Sent patches for two just in "find".
Openbsd, like all other projects, needs a large scale LLM powered bug squash effort.
My recent experience: https://blog.habets.se/2026/05/Everything-in-C-is-undefined-...
Anthropic did that for OpenBSD.
I'm saying you don't even need Mythos to find bugs in OpenBSD. GPT 5.5 is SO much better than humans at finding these things.
The fact that we don't even need Mythos, or $20k (I just pay $24/month and this was one of my MANY uses), to find bugs in OpenBSD shatters the dream that there exists any human who can write C properly with enough expertise, dedication, and time.
Bugs, or exploitable security vulnerabilities?
If the latter, have you reported them all?
As I said in the out of bounds null termination write patch, I don't believe it's exploitable. I would have gotten a CVE, website, and logo then (kidding!). But it was UB. And one-byte overflows have in the past been exploitable by better sploit authors than me.
In any case, I reported that since I felt it was clear that OpenBSD folks would obviously care about it, exploitable or not.
Confirming these findings take time, even though I found GPT to almost always be correct. I will NOT report upstream until I understand the bug. I ain't no slop reporter. As I said in the post OpenBSD (and all other code bases) need a larger effort.
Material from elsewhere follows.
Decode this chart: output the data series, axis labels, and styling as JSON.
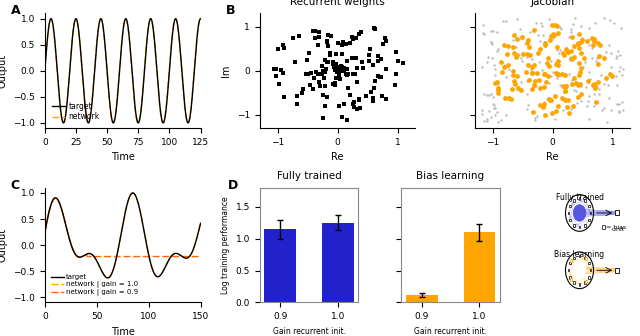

The Mythos/Glasswing effort focusing on actually exploitable ones may be a good method for getting them fixed, without overwhelming projects with patches, even when the patches are correct.
I did confirm at least one more UB, and did consider whether to report that OpenBSD `find` reads `status` via `WIFEXITED(status)` without checking `waitpid()` for errors. This is UB since `status` is uninitialized. (https://github.com/openbsd/src/blob/ae684bfaed6cae797cd90e27...)
The reason is my previous experience with OpenBSD where the reply may be "<some standard> is wrong in this regard", and because they control their whole system, they don't care. E.g. in this case they may go "we build with GCC x.y.z exactly, and we know what actually happens in this controlled domain". This may be a bit unfair to them, but not by much.
GPT also flagged the extremely surprising behavior of running `cat -n file1 file2` if file1 doesn't end with a newline. And that `find /etc/passwd -execdir[…]` doesn't run the command. But maybe that's how they want it? I don't want to go through the whole thing for them to go "yeah we won't do that" again. So I think this project is for them. GPT is as available to them as it is to me.
Tangent: in running GPT against `cat` I learned that not only is `cat -n` not standardized, but it also behaves COMPLETELY differently than on Linux, if you provide more than one file.